Тогда же впервые прочитали мы и копии высочайших телеграмм, переданных еще днем государем Рузскому. В них Его Величество говорил как будто лишь о готовности отречься, а не о совершившемся уже окончательно своем отречении от престола, так как эти телеграммы гласили:
«Председателю Государственной Думы. Нет той жертвы, которую я не принес бы во имя действительного блага и для спасения родимой матушки России. Посему я готов отречься от престола в пользу моего сына, с тем чтобы он оставался при мне до совершеннолетия, при регентстве брата моего великого князя Михаила Александровича. Николай».
«Наштаверх. Ставка. А. Во имя блага, спокойствия и спасения горячо любимой России я готов отречься от престола в пользу моего сына. Прошу всех служить ему верно и нелицемерно. Николай».
С этих телеграмм, как и с телеграмм всех главнокомандующих, мы просили Нарышкина снять для каждого из нас «на всякий случай» копии, что и было сделано на следующий день в нашей походной канцелярии. Телеграммы главнокомандующих, пересланные Его Величеству генералом Алексеевым, гласили следующее:
1. «Прошу вас доложить государю императору мою всеподданнейшую просьбу, основанную на моей преданности и любви к Родине и царскому престолу, что в данную минуту единственный исход, могущий спасти положение и дать возможность дальше бороться с внешним врагом, без чего Россия пропадет, – отказаться от престола в пользу государя наследника цесаревича при регентстве великого князя Михаила Александровича, другого исхода нет, необходимо спешить, дабы разгоревшийся и принявший большие размеры народный пожар был скорее потушен, иначе повлечет за собой неисчислимые катастрофические последствия. Этим актом будет спасена и сама династия в лице законного наследника. Генерал-адъютант Брусилов».
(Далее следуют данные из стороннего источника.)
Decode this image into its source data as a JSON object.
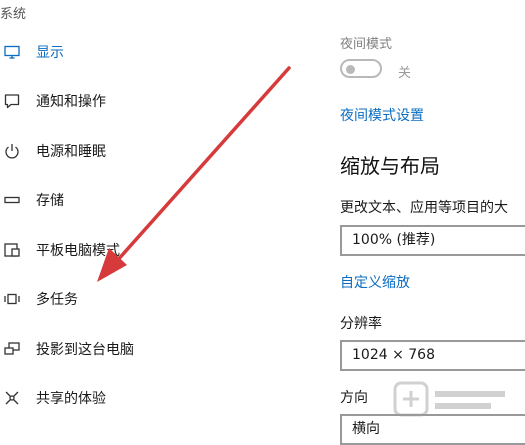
{
  "left_panel": {
    "section_title": "系统",
    "items": [
      {
        "label": "显示",
        "icon": "monitor-icon",
        "active": true
      },
      {
        "label": "通知和操作",
        "icon": "notification-icon"
      },
      {
        "label": "电源和睡眠",
        "icon": "power-icon"
      },
      {
        "label": "存储",
        "icon": "storage-icon"
      },
      {
        "label": "平板电脑模式",
        "icon": "tablet-mode-icon"
      },
      {
        "label": "多任务",
        "icon": "multitasking-icon"
      },
      {
        "label": "投影到这台电脑",
        "icon": "project-icon"
      },
      {
        "label": "共享的体验",
        "icon": "shared-experience-icon"
      }
    ]
  },
  "content": {
    "night_mode": {
      "label": "夜间模式",
      "toggle_state": "关",
      "toggle_on": false
    },
    "night_mode_settings_link": "夜间模式设置",
    "scale_layout_heading": "缩放与布局",
    "scale_label": "更改文本、应用等项目的大",
    "scale_value": "100% (推荐)",
    "custom_scale_link": "自定义缩放",
    "resolution_label": "分辨率",
    "resolution_value": "1024 × 768",
    "orientation_label": "方向",
    "orientation_value": "横向"
  },
  "colors": {
    "accent": "#0a6cc2",
    "arrow": "#d63a3a",
    "text": "#1a1a1a"
  }
}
2. «Ваше императорское Величество, начальник штаба Вашего Величества передал мне обстановку, создавшую в Петрограде, в Царском Селе, в Балтийском море и в Москве и результат переговоров генерал-адъютанта Рузского с председателем Государственной Думы. Ваше Величество, на армию в настоящем ее составе при подавлении внутренних беспорядков рассчитывать нельзя. Ее можно удержать лишь именем спасения России от несомненного порабощения злейшим врагом Родины при невозможности вести дальнейшую борьбу. Я принимаю все меры к тому, чтобы сведения о настоящем положении дел в столицах не проникли в армию, дабы оберечь ее от несомненных волнений. Средств прекратить революцию в столицах нет никаких. Необходимо немедленное решение, которое могло бы привести к прекращению беспорядков и к сохранению армии для борьбы против врага. При создавшейся обстановке, не находя иного исхода, безгранично преданный Вашему Величеству верноподданный умоляет Ваше Величество, во имя спасения Родины и династии, принять решение, согласованное с заявлением председателя Государственной Думы, выраженное им генералу Рузскому, как единственно, видимо, способное прекратить революцию и спасти Россию от ужасов анархии. Генерал-адъютант Эверт».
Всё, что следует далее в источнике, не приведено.